I am extracting information about certain companies from Reuters using Python. I have been able to get the officer/executive names, biographies, and compensation from this page
Now, I want to extract previous position titles and companies from the biography section, which looks something like this:
Mr. Donald T. Grimes is Senior Vice President, Chief Financial Officer and Treasurer of Wolverine World Wide, Inc., since May 2008. From 2007 to 2008, he was the Executive Vice President and Chief Financial Officer for Keystone Automotive Operations, Inc., a distributor of automotive accessories and equipment. Prior to Keystone, Mr. Grimes held a series of senior corporate and divisional finance roles at Brown-Forman Corporation, a manufacturer and marketer of premium wines and spirits. During his employment at Brown-Forman, Mr. Grimes was Vice President, Director of Beverage Finance from 2006 to 2007; Vice President, Director of Corporate Planning and Analysis from 2003 to 2006; and Senior Vice President, Chief Financial Officer of Brown-Forman Spirits America from 1999 to 2003.

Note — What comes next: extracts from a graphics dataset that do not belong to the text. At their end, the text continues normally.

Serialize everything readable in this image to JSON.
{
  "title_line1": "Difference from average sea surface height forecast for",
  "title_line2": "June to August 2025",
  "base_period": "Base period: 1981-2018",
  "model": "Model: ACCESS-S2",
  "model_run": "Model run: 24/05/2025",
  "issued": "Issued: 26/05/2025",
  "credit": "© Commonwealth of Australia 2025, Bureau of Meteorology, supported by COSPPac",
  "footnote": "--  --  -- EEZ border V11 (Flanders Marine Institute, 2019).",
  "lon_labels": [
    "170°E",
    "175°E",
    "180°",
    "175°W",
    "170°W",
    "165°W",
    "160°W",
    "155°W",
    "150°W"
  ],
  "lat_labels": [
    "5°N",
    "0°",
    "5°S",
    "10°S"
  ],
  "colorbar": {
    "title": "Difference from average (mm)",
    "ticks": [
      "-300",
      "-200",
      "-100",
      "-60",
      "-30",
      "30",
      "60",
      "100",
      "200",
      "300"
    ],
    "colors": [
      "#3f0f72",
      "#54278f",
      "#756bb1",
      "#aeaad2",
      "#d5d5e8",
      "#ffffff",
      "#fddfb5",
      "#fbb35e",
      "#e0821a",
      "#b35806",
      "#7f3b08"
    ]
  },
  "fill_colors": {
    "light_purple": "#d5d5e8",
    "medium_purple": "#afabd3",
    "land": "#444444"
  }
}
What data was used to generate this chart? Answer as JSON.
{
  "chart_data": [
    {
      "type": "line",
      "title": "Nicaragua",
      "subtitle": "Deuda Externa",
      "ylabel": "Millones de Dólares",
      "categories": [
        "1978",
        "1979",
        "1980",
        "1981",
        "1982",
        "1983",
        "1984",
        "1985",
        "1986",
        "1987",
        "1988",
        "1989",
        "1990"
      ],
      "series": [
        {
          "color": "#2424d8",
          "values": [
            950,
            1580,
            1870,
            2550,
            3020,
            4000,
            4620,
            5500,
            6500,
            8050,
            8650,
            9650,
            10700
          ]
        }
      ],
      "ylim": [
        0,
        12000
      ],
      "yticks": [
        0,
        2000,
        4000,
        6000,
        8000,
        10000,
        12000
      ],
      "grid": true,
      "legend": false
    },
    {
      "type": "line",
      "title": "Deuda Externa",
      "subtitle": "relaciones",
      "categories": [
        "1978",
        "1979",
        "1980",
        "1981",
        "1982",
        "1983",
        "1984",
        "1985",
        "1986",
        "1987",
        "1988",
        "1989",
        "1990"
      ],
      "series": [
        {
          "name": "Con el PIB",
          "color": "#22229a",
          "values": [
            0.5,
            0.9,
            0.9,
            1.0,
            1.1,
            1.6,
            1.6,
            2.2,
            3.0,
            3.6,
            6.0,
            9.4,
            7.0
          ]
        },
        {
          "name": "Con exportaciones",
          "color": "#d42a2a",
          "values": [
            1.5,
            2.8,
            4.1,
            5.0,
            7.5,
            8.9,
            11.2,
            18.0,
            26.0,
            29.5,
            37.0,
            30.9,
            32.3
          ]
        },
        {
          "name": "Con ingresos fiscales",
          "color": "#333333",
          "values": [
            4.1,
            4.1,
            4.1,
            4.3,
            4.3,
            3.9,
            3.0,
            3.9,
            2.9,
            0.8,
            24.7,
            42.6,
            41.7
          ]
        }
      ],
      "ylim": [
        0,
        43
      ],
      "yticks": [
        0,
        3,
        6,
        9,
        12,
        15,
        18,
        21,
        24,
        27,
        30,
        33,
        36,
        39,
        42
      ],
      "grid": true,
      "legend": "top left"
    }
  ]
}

I can use simple regex to get the from and to years, but I am at a loss on how to write regex to get the titles and the company name as well. I know the string format is inconsistent, so I would take an answer that works for at least 70% of cases. Here’s the output I would like:
2007-2008, executive vice president and chief financial officer, Keystone Automotive operations
The problem you are trying to solve is well known and researched, and you will find a large amount of research paper describing approaches and algorithms if you google for the terms “Named Entity Extraction” and “Relationship Extraction” Some good starting points are:
Chapter 7 of the book “Natural Language Processing with Python”, in fact that entire book would probably be helpful. Chapter online here
This paper on “Named Entity Relation Mining using Wikipedia”
This paper “ddNovel Algorithms for Relationship Mining which describes mining job titles and organizations as one of the examples.
These are just a few links I’ve found interesting, there are a ton more and probably better ones than these, but this should get you started.